Лабрюйер отдал пальто гардеробщику, посмотрел в большое зеркало — вид приличный, не хуже, чем у богатых постояльцев гостиницы. Подкрутил усы и пожалел, что так и не привык пользоваться помадами, которые сводят кончики усов в задорно торчащие вверх стрелки. В немецкой среде эта манера называлась «жизнь удалась». Может быть, помада изменила бы цвет волосков. Лабрюйеру не очень-то нравилась его рыжеватая масть.

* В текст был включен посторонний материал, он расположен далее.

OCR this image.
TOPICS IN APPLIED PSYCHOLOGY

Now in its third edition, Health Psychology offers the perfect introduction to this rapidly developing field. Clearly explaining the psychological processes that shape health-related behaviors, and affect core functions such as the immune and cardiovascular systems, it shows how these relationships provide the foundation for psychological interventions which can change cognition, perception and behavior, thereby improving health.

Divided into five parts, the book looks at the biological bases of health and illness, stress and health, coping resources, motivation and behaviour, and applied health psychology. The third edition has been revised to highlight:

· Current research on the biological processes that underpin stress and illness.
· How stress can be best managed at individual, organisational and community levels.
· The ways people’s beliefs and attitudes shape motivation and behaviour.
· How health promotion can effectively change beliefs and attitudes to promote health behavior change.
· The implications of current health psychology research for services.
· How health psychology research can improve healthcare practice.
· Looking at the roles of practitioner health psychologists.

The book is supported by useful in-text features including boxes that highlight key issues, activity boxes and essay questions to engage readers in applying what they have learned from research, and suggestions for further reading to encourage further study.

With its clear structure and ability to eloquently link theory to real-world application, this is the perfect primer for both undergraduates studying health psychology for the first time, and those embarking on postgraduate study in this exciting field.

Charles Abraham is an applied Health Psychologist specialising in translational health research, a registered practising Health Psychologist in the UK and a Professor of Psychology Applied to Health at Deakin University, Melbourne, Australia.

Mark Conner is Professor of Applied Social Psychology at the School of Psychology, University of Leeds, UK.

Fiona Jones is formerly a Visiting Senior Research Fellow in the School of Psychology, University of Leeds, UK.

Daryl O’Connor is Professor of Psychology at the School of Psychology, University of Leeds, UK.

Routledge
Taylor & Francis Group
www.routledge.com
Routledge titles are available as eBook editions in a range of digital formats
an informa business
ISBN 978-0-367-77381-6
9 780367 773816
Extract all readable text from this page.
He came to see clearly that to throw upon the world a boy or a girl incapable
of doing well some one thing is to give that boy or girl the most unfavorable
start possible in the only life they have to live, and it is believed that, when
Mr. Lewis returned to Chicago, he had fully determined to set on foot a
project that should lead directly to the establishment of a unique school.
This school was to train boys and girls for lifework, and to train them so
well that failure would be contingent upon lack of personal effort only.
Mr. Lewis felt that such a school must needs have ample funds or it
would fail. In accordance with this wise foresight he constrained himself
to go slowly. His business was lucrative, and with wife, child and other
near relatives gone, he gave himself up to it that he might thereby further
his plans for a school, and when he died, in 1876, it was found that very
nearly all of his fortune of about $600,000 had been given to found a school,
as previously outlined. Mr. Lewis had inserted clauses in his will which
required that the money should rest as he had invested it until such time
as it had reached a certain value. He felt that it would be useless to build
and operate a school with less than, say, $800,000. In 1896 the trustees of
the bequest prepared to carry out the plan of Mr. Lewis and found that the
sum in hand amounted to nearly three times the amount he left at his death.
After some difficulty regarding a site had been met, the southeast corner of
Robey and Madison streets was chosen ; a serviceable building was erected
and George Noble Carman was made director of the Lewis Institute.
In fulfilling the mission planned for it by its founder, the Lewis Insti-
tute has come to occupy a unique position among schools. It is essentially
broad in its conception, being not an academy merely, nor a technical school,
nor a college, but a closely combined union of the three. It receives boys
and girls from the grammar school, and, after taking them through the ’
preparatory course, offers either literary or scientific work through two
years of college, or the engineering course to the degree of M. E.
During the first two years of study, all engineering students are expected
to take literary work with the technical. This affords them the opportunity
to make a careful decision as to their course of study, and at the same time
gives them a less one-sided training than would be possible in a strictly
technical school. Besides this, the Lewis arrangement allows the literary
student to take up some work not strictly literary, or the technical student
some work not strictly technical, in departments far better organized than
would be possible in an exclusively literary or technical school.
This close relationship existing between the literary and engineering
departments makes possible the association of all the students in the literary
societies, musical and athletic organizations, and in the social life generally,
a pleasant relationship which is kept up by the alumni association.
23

По распоряжению буфетчика официант быстро провел его вдоль стены к намеченному месту. Лабрюйер сел и огляделся. Вспомнилось то забавное время, когда агенты выслеживали Рокетти де ла Рокка, часами сидели в ресторане, а потом отчитывались за каждый потраченный пятак. Теперь Лабрюйер мог заказать самый изысканный ужин — пожалуй, это и следовало сделать…

Он не торопился разглядывать Красницкого со спутницей, чтобы не выглядеть назойливым. Отметил только, что говорят они по-русски. Грех было не прислушаться.

— Я другую брошку тебе куплю, только не ной, — сказал раздраженный мужчина. — Да и подороже, а твоей — грош цена.

— Это память, ты что, не понял? Это память.

— Закажем ювелиру точно такую же. Хочешь — можно дать объявление в газете: нашедшему — вознаграждение, а кошелек пусть уж оставит себе.

— Она не найдется, я знаю, она не найдется.

— Если ты думаешь, что она тебе удачу приносила…

— Это память. Единственная память.

— И непременно нужно было единственную память всюду с собой таскать?

— Непременно.

— Ты становишься невыносима, моя милая. Потерю вряд ли найдешь, новую брошку не хочешь — чего же тебе надо? Я же посылал в фотографическое ателье — там не находили. У госпожи Морус кошелька не находили. Ну, поплачь, если тебе с того станет легче.

— Я никогда не плачу.

Заинтригованный Лабрюйер наклонился и вытянул шею, чтобы разглядеть пару.

Это действительно была Иоанна д’Арк, и с ней — высокий статный мужчина, той породы, которая нравится всем женщинам без исключения: осанистый, плотный, плечистый, с правильным лицом, с прекрасными волосами, подстриженными лучшим парикмахером, такие волосы всегда вызывали у Лабрюйера легкую зависть: очень темные, с деликатнейшим налетом благородной седины. Лет этому красавцу было, пожалуй, уже под пятьдесят. Вот только руки — Лореляй была права, руки он имел пухлые, крупные, прямо сказать — простонародные.

Лабрюйер удивился было — отчего в ателье не сказали, что кошелек с брошкой найден? И сообразил: видимо, послано было только что, сам он отсутствовал, Каролина где-то читала доклад, оставался один Ян, а его, когда нашли кошелек, не было, был только Пича.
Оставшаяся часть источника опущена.